In order to honour this leading figure of Canada’s art milieu, the exhibition highlights Daniel’s unique sensibility and offers an overview of a life fully devoted to collaborative work with the aim of creating a culture of peace—also key to OBORO’s own mission—which he considered to be a living work in its own right.

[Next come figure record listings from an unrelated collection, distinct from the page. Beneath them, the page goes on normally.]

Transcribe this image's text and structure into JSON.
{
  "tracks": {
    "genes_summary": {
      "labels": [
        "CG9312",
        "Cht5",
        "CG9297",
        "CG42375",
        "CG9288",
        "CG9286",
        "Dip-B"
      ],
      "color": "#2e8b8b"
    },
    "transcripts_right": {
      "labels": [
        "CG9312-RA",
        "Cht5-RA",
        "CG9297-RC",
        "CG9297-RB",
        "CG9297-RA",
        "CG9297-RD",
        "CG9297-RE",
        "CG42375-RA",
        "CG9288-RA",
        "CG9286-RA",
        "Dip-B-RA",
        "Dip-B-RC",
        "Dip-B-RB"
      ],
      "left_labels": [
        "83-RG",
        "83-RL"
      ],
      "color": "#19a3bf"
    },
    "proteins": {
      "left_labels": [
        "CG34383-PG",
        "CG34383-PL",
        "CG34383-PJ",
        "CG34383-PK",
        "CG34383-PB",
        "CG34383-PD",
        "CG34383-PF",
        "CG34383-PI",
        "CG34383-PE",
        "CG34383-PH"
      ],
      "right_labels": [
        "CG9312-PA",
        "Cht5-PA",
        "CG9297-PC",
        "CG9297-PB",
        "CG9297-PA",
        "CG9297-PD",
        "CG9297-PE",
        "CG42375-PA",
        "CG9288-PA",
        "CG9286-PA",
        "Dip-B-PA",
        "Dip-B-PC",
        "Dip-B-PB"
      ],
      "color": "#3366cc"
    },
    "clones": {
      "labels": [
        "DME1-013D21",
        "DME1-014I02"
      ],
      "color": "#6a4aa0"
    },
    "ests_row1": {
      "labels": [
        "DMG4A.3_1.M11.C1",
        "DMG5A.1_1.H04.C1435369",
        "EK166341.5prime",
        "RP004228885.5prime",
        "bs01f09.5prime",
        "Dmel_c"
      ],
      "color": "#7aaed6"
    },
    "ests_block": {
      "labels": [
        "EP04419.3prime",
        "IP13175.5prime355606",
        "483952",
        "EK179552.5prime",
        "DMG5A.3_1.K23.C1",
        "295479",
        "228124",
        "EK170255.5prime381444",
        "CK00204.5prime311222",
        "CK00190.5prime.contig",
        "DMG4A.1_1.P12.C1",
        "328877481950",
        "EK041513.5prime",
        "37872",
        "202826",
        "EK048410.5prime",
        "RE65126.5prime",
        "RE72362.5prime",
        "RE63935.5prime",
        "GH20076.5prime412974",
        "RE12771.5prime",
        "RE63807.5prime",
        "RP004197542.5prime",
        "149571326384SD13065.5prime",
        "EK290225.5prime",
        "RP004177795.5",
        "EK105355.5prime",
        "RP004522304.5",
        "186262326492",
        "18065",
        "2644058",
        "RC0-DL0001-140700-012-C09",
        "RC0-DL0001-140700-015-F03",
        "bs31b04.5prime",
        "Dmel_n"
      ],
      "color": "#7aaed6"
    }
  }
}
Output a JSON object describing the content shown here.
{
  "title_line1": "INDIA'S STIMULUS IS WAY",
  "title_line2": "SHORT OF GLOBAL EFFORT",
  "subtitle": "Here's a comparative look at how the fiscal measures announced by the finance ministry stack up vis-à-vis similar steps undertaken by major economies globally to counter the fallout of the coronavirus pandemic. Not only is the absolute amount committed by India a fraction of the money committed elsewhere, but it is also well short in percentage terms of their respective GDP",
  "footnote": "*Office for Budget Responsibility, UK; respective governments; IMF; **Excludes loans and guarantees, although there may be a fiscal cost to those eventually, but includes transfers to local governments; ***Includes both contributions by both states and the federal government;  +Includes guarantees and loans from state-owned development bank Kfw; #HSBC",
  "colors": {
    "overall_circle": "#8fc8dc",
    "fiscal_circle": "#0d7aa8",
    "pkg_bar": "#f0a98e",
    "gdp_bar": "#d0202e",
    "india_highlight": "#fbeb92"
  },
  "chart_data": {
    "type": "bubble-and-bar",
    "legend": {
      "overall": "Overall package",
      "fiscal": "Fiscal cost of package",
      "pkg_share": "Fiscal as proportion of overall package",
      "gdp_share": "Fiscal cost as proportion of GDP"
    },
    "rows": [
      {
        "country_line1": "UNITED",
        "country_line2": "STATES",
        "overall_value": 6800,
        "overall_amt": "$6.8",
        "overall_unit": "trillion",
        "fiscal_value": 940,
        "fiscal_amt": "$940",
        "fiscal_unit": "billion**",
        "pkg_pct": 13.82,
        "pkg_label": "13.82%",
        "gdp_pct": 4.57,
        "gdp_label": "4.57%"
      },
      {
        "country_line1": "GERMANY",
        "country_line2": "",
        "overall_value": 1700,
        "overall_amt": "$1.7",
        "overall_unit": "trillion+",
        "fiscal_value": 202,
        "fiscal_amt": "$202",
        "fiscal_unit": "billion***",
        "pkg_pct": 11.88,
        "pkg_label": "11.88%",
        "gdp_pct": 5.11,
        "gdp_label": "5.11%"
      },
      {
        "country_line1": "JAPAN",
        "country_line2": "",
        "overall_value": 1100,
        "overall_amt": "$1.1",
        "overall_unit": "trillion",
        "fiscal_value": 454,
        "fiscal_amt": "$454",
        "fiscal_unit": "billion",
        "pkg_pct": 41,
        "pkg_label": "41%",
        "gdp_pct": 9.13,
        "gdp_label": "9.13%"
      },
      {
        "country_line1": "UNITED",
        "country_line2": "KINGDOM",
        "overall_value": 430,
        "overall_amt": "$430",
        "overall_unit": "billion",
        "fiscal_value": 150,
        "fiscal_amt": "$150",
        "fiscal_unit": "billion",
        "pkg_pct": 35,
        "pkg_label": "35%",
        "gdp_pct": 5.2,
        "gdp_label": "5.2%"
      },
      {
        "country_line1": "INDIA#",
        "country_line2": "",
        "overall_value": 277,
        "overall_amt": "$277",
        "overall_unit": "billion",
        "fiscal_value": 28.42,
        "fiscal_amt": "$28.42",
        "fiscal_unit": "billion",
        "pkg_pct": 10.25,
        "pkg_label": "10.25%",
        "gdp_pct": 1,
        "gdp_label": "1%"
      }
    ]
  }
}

The exhibition also features a publication with texts by Su Schnee, Bryan Mulvihill, J. R. Carpenter, Marie-Michèle Cron and Richard Gagnier.

Activite Bas de page

Daniel Dion

First and foremost an artist, Daniel Dion (1958-2014) contributed to the development of media and digital practices from the beginning of his career in the 1980s. Interested in the theoretical, aesthetic and spiritual paradigms that bridge art and communication, Daniel Dion instigated many transcultural exchanges between artists from Canada, India, Mexico, Cuba, Japan and European countries.

Su Schnee

Su Schnee, aka suschnee, has been a practicing artist for more than 40 years. She is the co-founder of OBORO and, in the function of artistic director for many decades, has been a key contributor to the development and success of the organisation. Su has collaborated with Daniel Dion and Bryan Mulvihill since the early 1980s on an on-going basis.

Bryan Mulvihill

Bryan Mulvihill (aka trolley bus) has exhibited, internationally, calligraphy, ink brush painting, photography, conceptual live art, mail art, multimedia and curatorial-based works since the 1960s in solo and collaborative  ventures. He has studied academically, and under numerous living masters, global culture with a focus on the nature of consciousness and human rituals of interaction. Bryan collaborated with Daniel Dion and Su Schnee since the early 1980s.

Richard Gagnier

Richard Gagnier was involved for a long time with the artist-run centre AXENÉO7 in Gatineau, where he curated over a dozen exhibitions. He is currently the President of the Board of Directors of Artexte and has sat on the Board of Directors of the Ottawa Art Gallery. Since 2007, he has been the Head of Conservation at the Montreal Museum of Fine Arts.

Claude-Marie Caron

Claude-Marie Caron discovered yoga, tai chi chuan, Eastern philosophy, visual arts, and theater in the early 1970s. He met Daniel Dion in 1978, and their friendship was instantaneous. Around the same time, Caron invented the word OBORO to describe the thunder of galloping horses without suspecting that this word would have another destiny. He had exhibitions and did performances in Montreal, New York, Toronto, and Vancouver, including Bansaï in 1985 with Su and Daniel. At the same time, Caron also experienced teaching as a form of creation.